E.g. the font’s metrics tell: xHeight=500 and UPM=1024, so we may assume the aspect ratio is 0.48. But then we look at the outlines and see the designer drew the upper most top node of the x at the 600 coordinate on the Y-axis. So, in fact, the actual aspect ratio is 0.59, and thus the metrics are useless indeed…
But again: should we then _assume_ to be always dealing with badly produced fonts? Or could we just expect font metrics to tell the truth? For if we won’t, then we’re totally lost, and will make things even worse for professionally produced fonts, which do honor the specs.
(As for non-Latin scripts: it’s indeed up to the discretion of the font designer how to draw the height of, say, CJK characters or the size of the teeth in Arabic, but always _relative to the xHeight_ as stated in the font’s metadata, so the font behaves consistent with the specs.)
At Textus.io, we therefor rely on the font’s built-in metrics metadata, for now. But since we are obsessed with fool-proof typography, we are indeed considering to look at the actual coordinates of the outlines instead…

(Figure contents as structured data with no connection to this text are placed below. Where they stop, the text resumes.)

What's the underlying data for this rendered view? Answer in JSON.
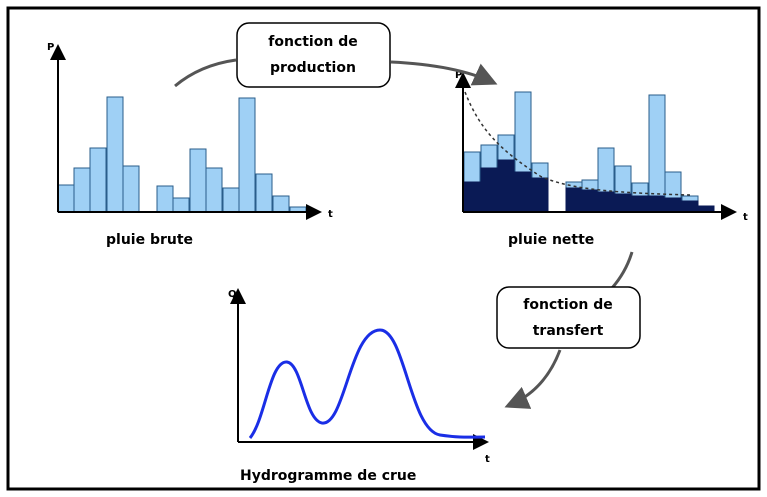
{
  "diagram": {
    "panels": [
      {
        "y_axis": "P",
        "x_axis": "t",
        "label": "pluie brute"
      },
      {
        "y_axis": "P",
        "x_axis": "t",
        "label": "pluie nette"
      },
      {
        "y_axis": "Q",
        "x_axis": "t",
        "label": "Hydrogramme de crue"
      }
    ],
    "functions": [
      {
        "lines": [
          "fonction de",
          "production"
        ]
      },
      {
        "lines": [
          "fonction de",
          "transfert"
        ]
      }
    ]
  }
}
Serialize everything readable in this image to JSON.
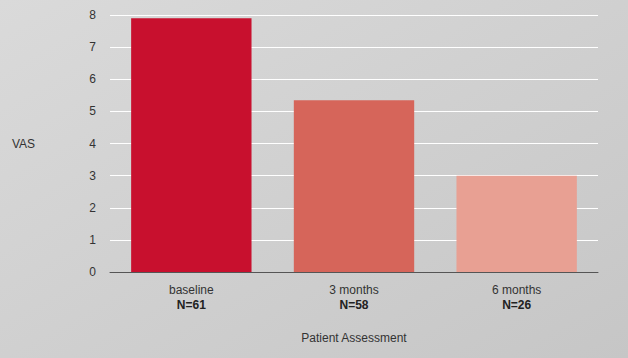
{
  "chart_data": {
    "type": "bar",
    "categories": [
      "baseline\nN=61",
      "3 months\nN=58",
      "6 months\nN=26"
    ],
    "values": [
      7.9,
      5.35,
      3.0
    ],
    "colors": [
      "#c8102e",
      "#d6655a",
      "#e8a093"
    ],
    "x_label": "Patient Assessment",
    "y_label": "VAS",
    "ylim": [
      0,
      8
    ],
    "yticks": [
      0,
      1,
      2,
      3,
      4,
      5,
      6,
      7,
      8
    ],
    "grid": true
  }
}
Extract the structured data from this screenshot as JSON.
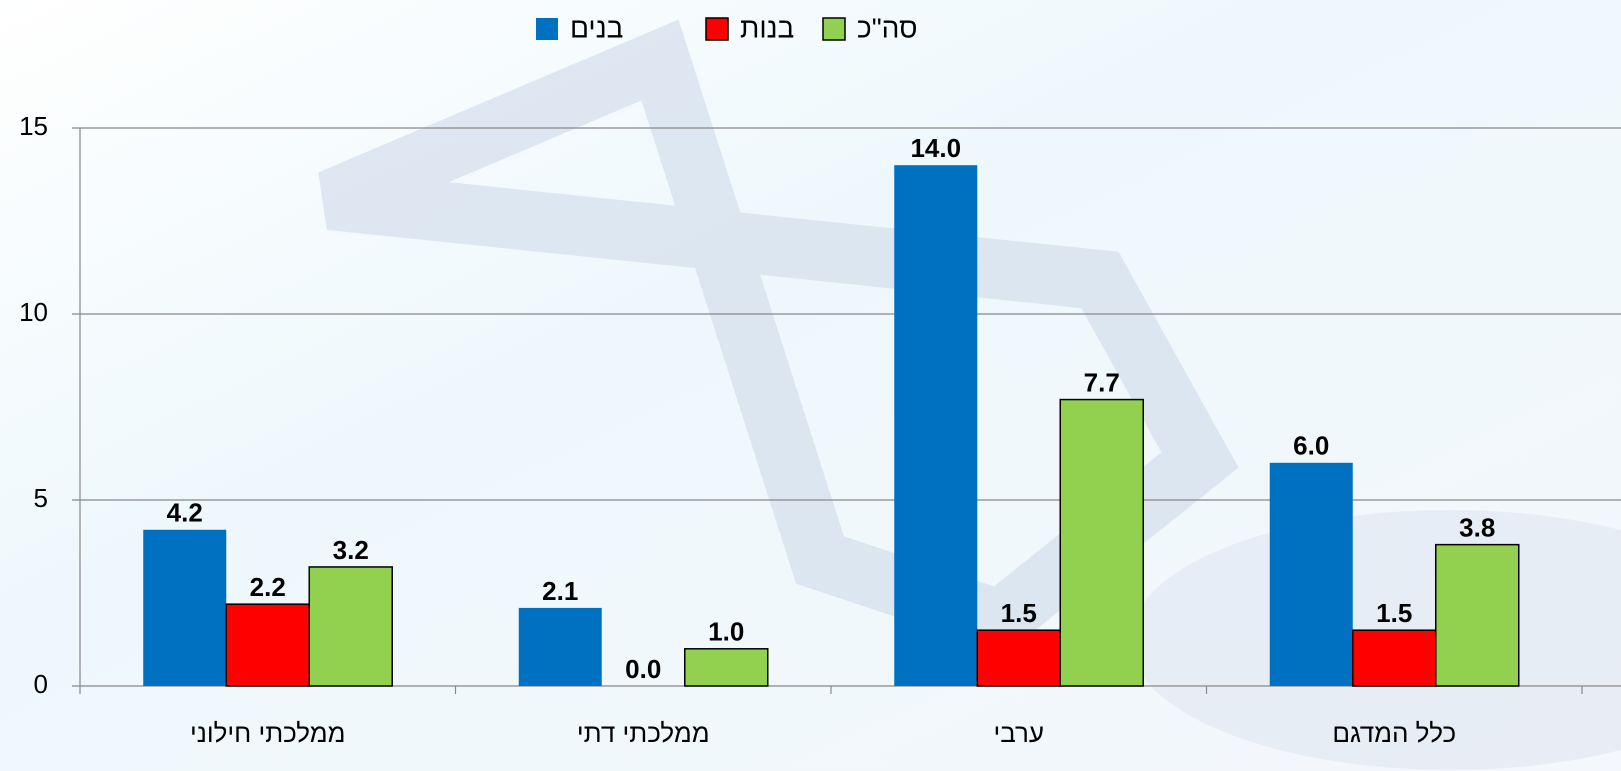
{
  "chart_data": {
    "type": "bar",
    "categories": [
      "ממלכתי חילוני",
      "ממלכתי דתי",
      "ערבי",
      "כלל המדגם"
    ],
    "series": [
      {
        "name": "בנים",
        "color": "#0070c0",
        "values": [
          4.2,
          2.1,
          14,
          6
        ],
        "value_labels": [
          "4.2",
          "2.1",
          "14.0",
          "6.0"
        ]
      },
      {
        "name": "בנות",
        "color": "#ff0000",
        "values": [
          2.2,
          0,
          1.5,
          1.5
        ],
        "value_labels": [
          "2.2",
          "0.0",
          "1.5",
          "1.5"
        ]
      },
      {
        "name": "סה\"כ",
        "color": "#92d050",
        "values": [
          3.2,
          1,
          7.7,
          3.8
        ],
        "value_labels": [
          "3.2",
          "1.0",
          "7.7",
          "3.8"
        ]
      }
    ],
    "ylim": [
      0,
      15
    ],
    "yticks": [
      0,
      5,
      10,
      15
    ],
    "grid": true,
    "legend": "top"
  }
}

I do not expect browsers to do deal with inconsistent font metrics, though. As a developer, I instead want to rely on browsers behaving consistent, being assured they won’t ‘fix’ things I already fixed, for then the outcome will be totally unpredictable. That’s why we have standards and specs after all, haven’t we?
> But again: should we then _assume_ to be always dealing with badly produced fonts?
A major theme of the web platform is to assume the worst, because the worst is actually often not uncommon.
Another major theme is backwards compatibility. You've mentioned a fix that would break all previous sites relying on this behavior. Fixes that require a clean-slate redo of the web just won't work.
Note that these are mostly user configurable settings (although it's only the default font size that can be configured, not the other absolute and relative values)
I've been wondering for some time now whether CSS should have a formal semantics to help implementations, and for posteriority (eg. not leaving behind a mess of specs making it infeasible to implement browsers from scratch/specs for generations to come).
For an example of what I'm after, see [1], which is using attribute grammars/logic grammars for a small fragment of CSS box layout, and is one of the precious few attempts of a formal semantics for CSS.